Yes, it's undefined behavior. The relevant section of the C17 standard is "6.2.4 Storage durations of objects":
The lifetime of an object is the portion of program execution during which storage is guaranteed
to be reserved for it. An object exists, has a constant address,33) and retains its last-stored value
throughout its lifetime.34) If an object is referred to outside of its lifetime, the behavior is undefined.
A non-lvalue expression with structure or union type, where the structure or union contains a
member with array type (including, recursively, members of all contained structures and unions)
refers to an object with automatic storage duration and temporary lifetime.36) Its lifetime begins
when the expression is evaluated and its initial value is the value of the expression. Its lifetime ends
when the evaluation of the containing full expression ends.
The expression get(0)
is not an lvalue, and struct test
contains c_arr
, a member with array type, so it has temporary lifetime.
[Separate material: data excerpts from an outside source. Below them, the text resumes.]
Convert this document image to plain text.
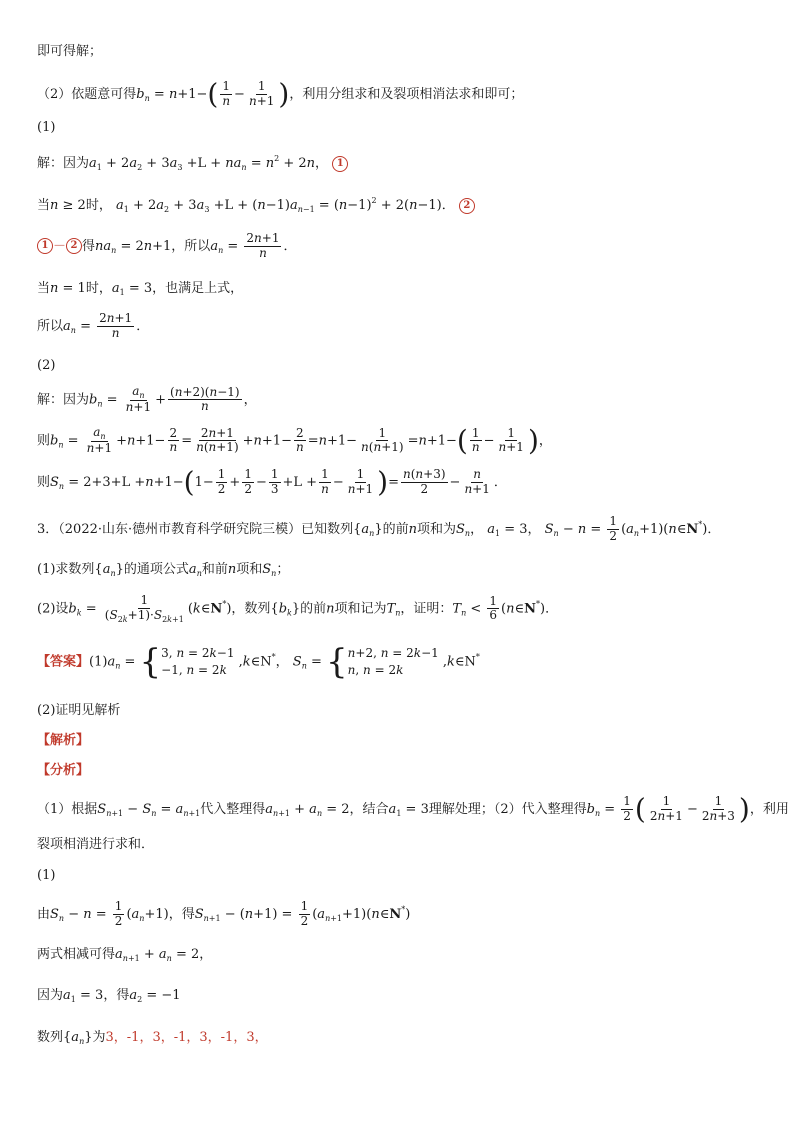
即可得解；
（2）依题意可得$b_n = n+1-( \frac{1}{n} - \frac{1}{n+1}$ )，利用分组求和及裂项相消法求和即可；
(1)
解：因为$a_1 + 2a_2 + 3a_3 +L + na_n = n^2 + 2n$， 1
当n ≥ 2时， $a_1 + 2a_2 + 3a_3 +L + (n-1)a_{n-1} = (n-1)^2 + 2(n-1)$． 2
1 － 2 得$na_n = 2n+1$，所以$a_n = \frac{2n+1}{n}$ ．
当n = 1时，$a_1 = 3$，也满足上式，
所以$a_n = \frac{2n+1}{n}$ ．
(2)
解：因为$b_n = \frac{a_n}{n+1} + \frac{(n+2)(n-1)}{n}$ ，
则$b_n = \frac{a_n}{n+1} +n+1- \frac{2}{n} = \frac{2n+1}{n(n+1)} +n+1- \frac{2}{n} =n+1- \frac{1}{n(n+1)} =n+1-( \frac{1}{n} - \frac{1}{n+1}$ )，
则$S_n = 2+3+L +n+1-(1- \frac{1}{2} + \frac{1}{2} - \frac{1}{3} +L + \frac{1}{n} - \frac{1}{n+1}$ )= $\frac{n(n+3)}{2} - \frac{n}{n+1}$ ．
3．（2022·山东·德州市教育科学研究院三模）已知数列$\{a_n\}$的前n项和为$S_n$， $a_1 = 3$， $S_n - n = \frac{1}{2}$ $(a_n+1)(n\in N^*)$．
(1)求数列$\{a_n\}$的通项公式$a_n$和前n项和$S_n$；
(2)设$b_k = \frac{1}{(S_{2k}+1)\cdot S_{2k+1}}$ (k∈N*)，数列$\{b_k\}$的前n项和记为$T_n$，证明：$T_n < \frac{1}{6}$ (n∈N*)．
【答案】$(1)a_n$ = { 3, n = 2k−1
−1, n = 2k
,k∈N*， $S_n$ = { n+2, n = 2k−1
n, n = 2k
,k∈N*
(2)证明见解析
【解析】
【分析】
（1）根据$S_{n+1} - S_n = a_{n+1}$代入整理得$a_{n+1} + a_n = 2$，结合$a_1 = 3$理解处理；（2）代入整理得$b_n = \frac{1}{2}$ ( $\frac{1}{2n+1} - \frac{1}{2n+3}$ )，利用
裂项相消进行求和．
(1)
由$S_n - n = \frac{1}{2} (a_n+1)$，得$S_{n+1} - (n+1) = \frac{1}{2}$ $(a_{n+1}+1)(n\in N^*)$
两式相减可得$a_{n+1} + a_n = 2$，
因为$a_1 = 3$，得$a_2 = -1$
数列$\{a_n\}$为3，-1，3，-1，3，-1，3，
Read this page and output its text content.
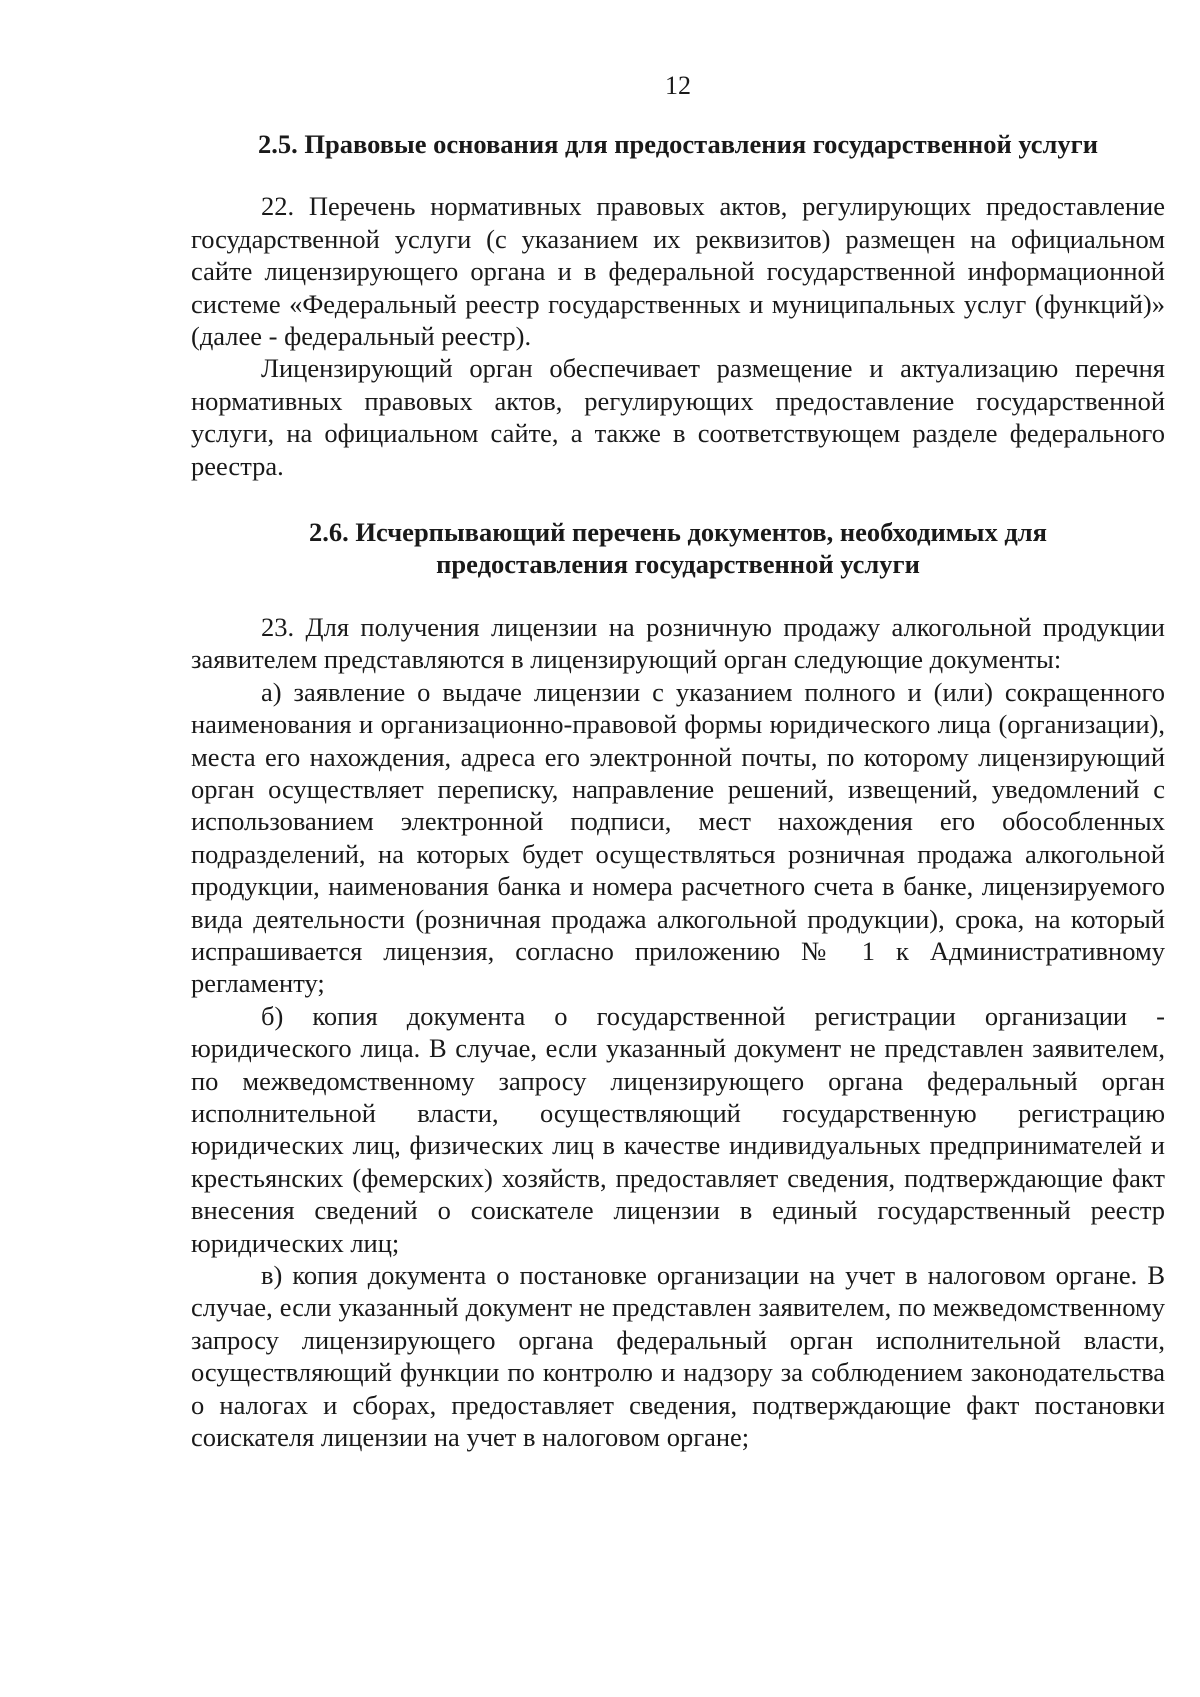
12
2.5. Правовые основания для предоставления государственной услуги

22. Перечень нормативных правовых актов, регулирующих предоставление государственной услуги (с указанием их реквизитов) размещен на официальном сайте лицензирующего органа и в федеральной государственной информационной системе «Федеральный реестр государственных и муниципальных услуг (функций)» (далее - федеральный реестр).

Лицензирующий орган обеспечивает размещение и актуализацию перечня нормативных правовых актов, регулирующих предоставление государственной услуги, на официальном сайте, а также в соответствующем разделе федерального реестра.

2.6. Исчерпывающий перечень документов, необходимых для
предоставления государственной услуги

23. Для получения лицензии на розничную продажу алкогольной продукции заявителем представляются в лицензирующий орган следующие документы:

а) заявление о выдаче лицензии с указанием полного и (или) сокращенного наименования и организационно-правовой формы юридического лица (организации), места его нахождения, адреса его электронной почты, по которому лицензирующий орган осуществляет переписку, направление решений, извещений, уведомлений с использованием электронной подписи, мест нахождения его обособленных подразделений, на которых будет осуществляться розничная продажа алкогольной продукции, наименования банка и номера расчетного счета в банке, лицензируемого вида деятельности (розничная продажа алкогольной продукции), срока, на который испрашивается лицензия, согласно приложению № 1 к Административному регламенту;

б) копия документа о государственной регистрации организации - юридического лица. В случае, если указанный документ не представлен заявителем, по межведомственному запросу лицензирующего органа федеральный орган исполнительной власти, осуществляющий государственную регистрацию юридических лиц, физических лиц в качестве индивидуальных предпринимателей и крестьянских (фемерских) хозяйств, предоставляет сведения, подтверждающие факт внесения сведений о соискателе лицензии в единый государственный реестр юридических лиц;

в) копия документа о постановке организации на учет в налоговом органе. В случае, если указанный документ не представлен заявителем, по межведомственному запросу лицензирующего органа федеральный орган исполнительной власти, осуществляющий функции по контролю и надзору за соблюдением законодательства о налогах и сборах, предоставляет сведения, подтверждающие факт постановки соискателя лицензии на учет в налоговом органе;
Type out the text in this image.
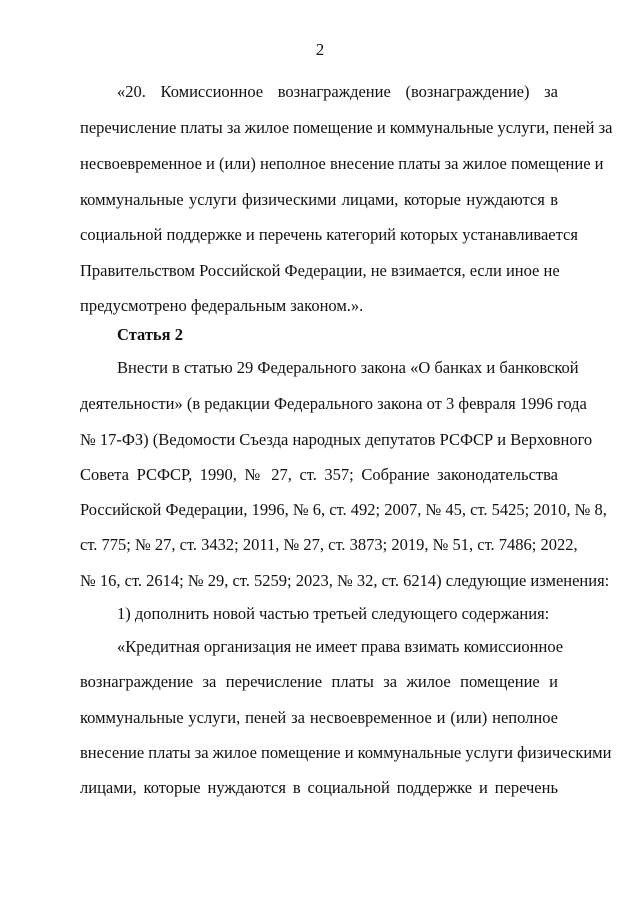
2
«20. Комиссионное вознаграждение (вознаграждение) за
перечисление платы за жилое помещение и коммунальные услуги, пеней за
несвоевременное и (или) неполное внесение платы за жилое помещение и
коммунальные услуги физическими лицами, которые нуждаются в
социальной поддержке и перечень категорий которых устанавливается
Правительством Российской Федерации, не взимается, если иное не
предусмотрено федеральным законом.».
Статья 2
Внести в статью 29 Федерального закона «О банках и банковской
деятельности» (в редакции Федерального закона от 3 февраля 1996 года
№ 17-ФЗ) (Ведомости Съезда народных депутатов РСФСР и Верховного
Совета РСФСР, 1990, № 27, ст. 357; Собрание законодательства
Российской Федерации, 1996, № 6, ст. 492; 2007, № 45, ст. 5425; 2010, № 8,
ст. 775; № 27, ст. 3432; 2011, № 27, ст. 3873; 2019, № 51, ст. 7486; 2022,
№ 16, ст. 2614; № 29, ст. 5259; 2023, № 32, ст. 6214) следующие изменения:
1) дополнить новой частью третьей следующего содержания:
«Кредитная организация не имеет права взимать комиссионное
вознаграждение за перечисление платы за жилое помещение и
коммунальные услуги, пеней за несвоевременное и (или) неполное
внесение платы за жилое помещение и коммунальные услуги физическими
лицами, которые нуждаются в социальной поддержке и перечень
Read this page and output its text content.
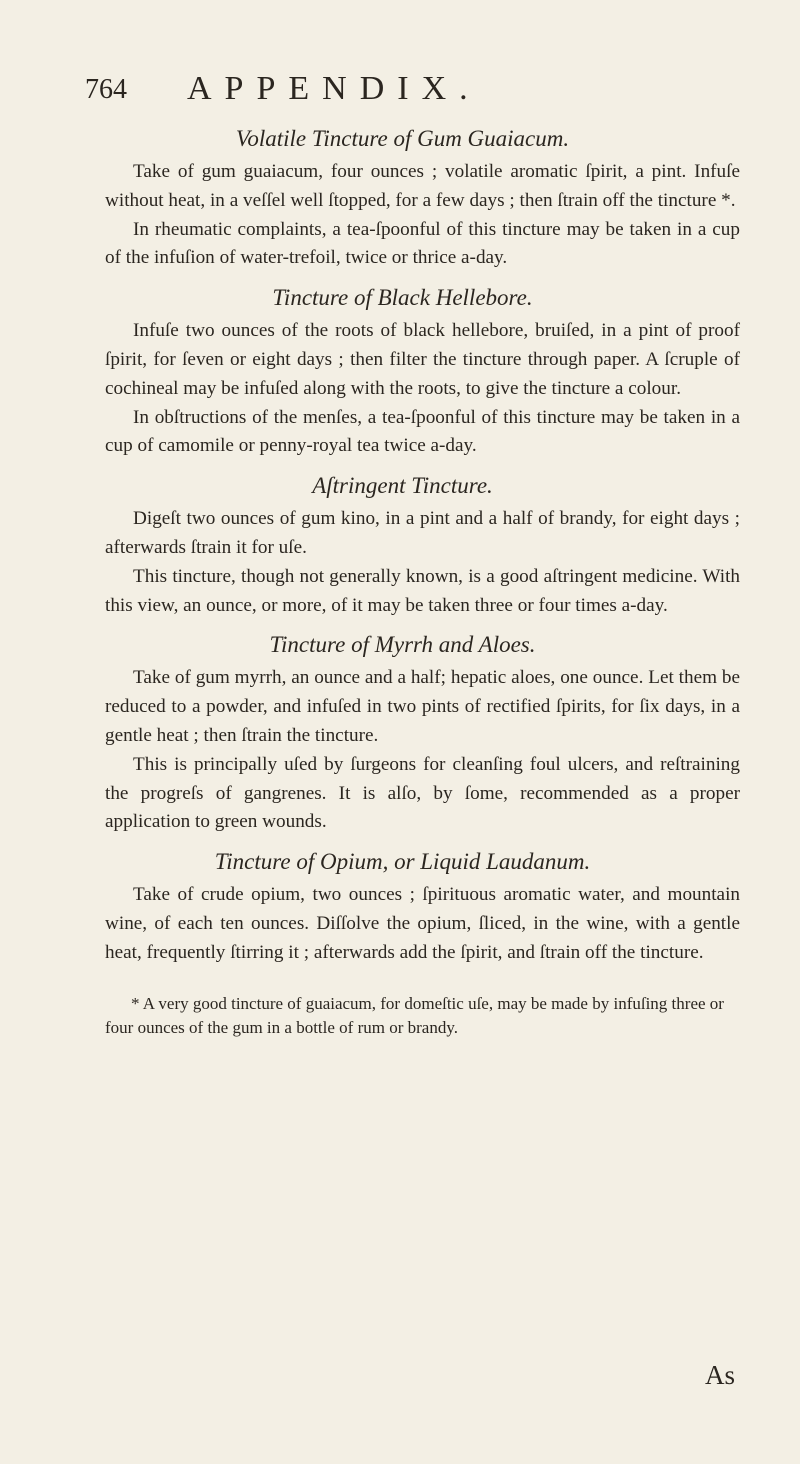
764 APPENDIX.
Volatile Tincture of Gum Guaiacum.

Take of gum guaiacum, four ounces ; volatile aromatic ſpirit, a pint. Infuſe without heat, in a veſſel well ſtopped, for a few days ; then ſtrain off the tincture *.

In rheumatic complaints, a tea-ſpoonful of this tincture may be taken in a cup of the infuſion of water-trefoil, twice or thrice a-day.

Tincture of Black Hellebore.

Infuſe two ounces of the roots of black hellebore, bruiſed, in a pint of proof ſpirit, for ſeven or eight days ; then filter the tincture through paper. A ſcruple of cochineal may be infuſed along with the roots, to give the tincture a colour.

In obſtructions of the menſes, a tea-ſpoonful of this tincture may be taken in a cup of camomile or penny-royal tea twice a-day.

Aſtringent Tincture.

Digeſt two ounces of gum kino, in a pint and a half of brandy, for eight days ; afterwards ſtrain it for uſe.

This tincture, though not generally known, is a good aſtringent medicine. With this view, an ounce, or more, of it may be taken three or four times a-day.

Tincture of Myrrh and Aloes.

Take of gum myrrh, an ounce and a half; hepatic aloes, one ounce. Let them be reduced to a powder, and infuſed in two pints of rectified ſpirits, for ſix days, in a gentle heat ; then ſtrain the tincture.

This is principally uſed by ſurgeons for cleanſing foul ulcers, and reſtraining the progreſs of gangrenes. It is alſo, by ſome, recommended as a proper application to green wounds.

Tincture of Opium, or Liquid Laudanum.

Take of crude opium, two ounces ; ſpirituous aromatic water, and mountain wine, of each ten ounces. Diſſolve the opium, ſliced, in the wine, with a gentle heat, frequently ſtirring it ; afterwards add the ſpirit, and ſtrain off the tincture.

* A very good tincture of guaiacum, for domeſtic uſe, may be made by infuſing three or four ounces of the gum in a bottle of rum or brandy.

As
This means that return *a;
is UB because it accesses it outside of its lifetime.
Also, a big hint that this isn't allowed is that had you used char c;
instead of char c_arr[1];
, then char* a = &get(0).c;
would have been a compile-time error, since you can't take the address of an rvalue, and what you wrote is basically morally equivalent to trying to do that.
I filed GCC bug 101358 and LLVM bug 51002 about not receiving warnings for this.